The output from the BootPst function is a vector with
the bootstrapped values.
Let us apply the BootPst function to test
dataset:
## Example 1: Bootstrapped 95% confidence intervals for three populations (B, C, and D).
## Note that populations A and E are dropped
BootPst(test, opt="ci", va="Body_length", Rp=c("A","E"))
[1] "The studied quantitative variable is:"
[1] "Body_length"
[1] "Populations sizes are:"
B C D
76 76 32
[1] "95 % confidence interval determined by 1000 bootstrap values:"
[1] 0.8757057 0.9585423
[1] 0.7938426 0.8338286 0.8510682 0.8512374 0.8545911 0.8551115 0.8552097
[8] 0.8637057 0.8641575 0.8644145 0.8659723 0.8671139 0.8671265 0.8676122
[15] 0.8686147 0.8702277 0.8708352 0.8711419 0.8718030 0.8721783 0.8734932
...
[995] 0.9621794 0.9625852 0.9634700 0.9644283 0.9650500 0.9689611
## Example 2: Histogram for the trait in column 3 (output in Figure 1)
BootPst(test, opt="hist", va=3, bars=50)
[1] "The studied quantitative variable is:"
[1] "QM3"
[1] "Populations sizes are:"
A B C D E
12 76 76 32 4
[1] "1000 bootstrap values and Pst distribution:"
[1] 0.1062747 0.1076470 0.1269888 0.1593121 0.1775196 0.2050347 0.2111617
[8] 0.2327508 0.2401064 0.2487401 0.2588179 0.2589942 0.2623706 0.2722956
[15] 0.2827915 0.2860497 0.2935858 0.2947525 0.2954878 0.2995198 0.3003267
...
[995] 0.8211326 0.8253874 0.8293417 0.8318546 0.8420100 0.8635299
Brommer (2011) and Lima (2012) offer plots that demonstrate how
\(F_{ST}\) and \(P_{ST}\) depend on the \(\frac{c}{h^2}\) ratio. The
Pstat package provides plotting tools to
perform these analyses with the function TracePst.
Arguments specific to TracePst include:
va: a vector containing the selected variables
names or numbers (i.e. those of the quantitative measures
considered). If va=0, all the variables are selected.
Default value: va=0.
ci: if ci=1, the confidence
interval of \(P_{ST}\) is plotted.
Default value: ci=1.
Fst: the value of Wright’s \(F_{ST}\), if available. Default value:
Fst=-1, value of \(F_{ST}\) is unavailable.

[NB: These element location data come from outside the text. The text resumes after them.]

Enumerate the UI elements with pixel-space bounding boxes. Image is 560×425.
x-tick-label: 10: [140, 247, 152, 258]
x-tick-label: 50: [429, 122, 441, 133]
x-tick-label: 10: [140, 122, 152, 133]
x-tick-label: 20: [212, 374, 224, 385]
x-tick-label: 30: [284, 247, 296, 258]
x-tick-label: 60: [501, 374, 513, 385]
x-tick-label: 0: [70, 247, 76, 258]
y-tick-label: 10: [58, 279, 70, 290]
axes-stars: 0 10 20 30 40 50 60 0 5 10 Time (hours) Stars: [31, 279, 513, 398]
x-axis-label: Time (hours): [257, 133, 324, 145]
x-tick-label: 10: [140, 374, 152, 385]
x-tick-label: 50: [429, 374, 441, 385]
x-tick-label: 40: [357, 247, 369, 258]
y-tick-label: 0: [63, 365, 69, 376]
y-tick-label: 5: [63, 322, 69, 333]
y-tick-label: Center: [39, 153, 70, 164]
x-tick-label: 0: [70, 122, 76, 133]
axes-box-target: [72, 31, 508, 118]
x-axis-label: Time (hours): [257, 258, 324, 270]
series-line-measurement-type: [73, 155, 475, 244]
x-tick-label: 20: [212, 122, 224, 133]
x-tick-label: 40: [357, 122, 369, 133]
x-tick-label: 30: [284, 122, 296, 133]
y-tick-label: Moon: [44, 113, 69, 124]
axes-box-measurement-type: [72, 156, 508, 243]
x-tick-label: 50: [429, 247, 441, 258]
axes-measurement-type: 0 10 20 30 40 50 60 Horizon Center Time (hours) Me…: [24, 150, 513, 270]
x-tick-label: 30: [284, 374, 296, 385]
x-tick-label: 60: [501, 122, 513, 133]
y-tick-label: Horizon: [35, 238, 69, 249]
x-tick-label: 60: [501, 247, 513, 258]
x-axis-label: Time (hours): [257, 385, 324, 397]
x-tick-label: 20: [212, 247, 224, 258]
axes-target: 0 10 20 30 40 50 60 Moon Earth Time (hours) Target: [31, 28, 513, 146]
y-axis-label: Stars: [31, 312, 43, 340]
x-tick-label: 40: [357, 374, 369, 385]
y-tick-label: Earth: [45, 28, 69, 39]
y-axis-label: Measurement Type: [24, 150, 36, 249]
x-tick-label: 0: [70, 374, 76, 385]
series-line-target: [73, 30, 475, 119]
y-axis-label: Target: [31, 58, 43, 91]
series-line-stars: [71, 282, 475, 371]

xm: x-axis maximum. Default value:
xm=2.
pts: the number of points used to plot the
curves. Default value: pts=30.
Let us apply the TracePst function to the
test dataset. The plots output are in Figure 2.
# Aitchison adjustment method:
trans_test=AitTrans(test)
# Plots illustrating how comparisons between Fst and Pst depends on c/h^2:
TracePst(trans_test, Fst=0.3, xm=3)
[1] "Populations sizes are:"
A B C D E
12 76 76 32 4
The use of \(P_{ST}\) versus \(F_{ST}\) comparison has increased rapidly in the last few years in the field of evolutionary and ecological genetics. The Pstat package is the counterpart of existing R packages dealing with \(F\)-statistics. It calculates \(P_{ST}\) values, and also provides bootstrapped confidence intervals, several graphical tools, as well as three ways of transforming data to remove variation resulting from allometric growth.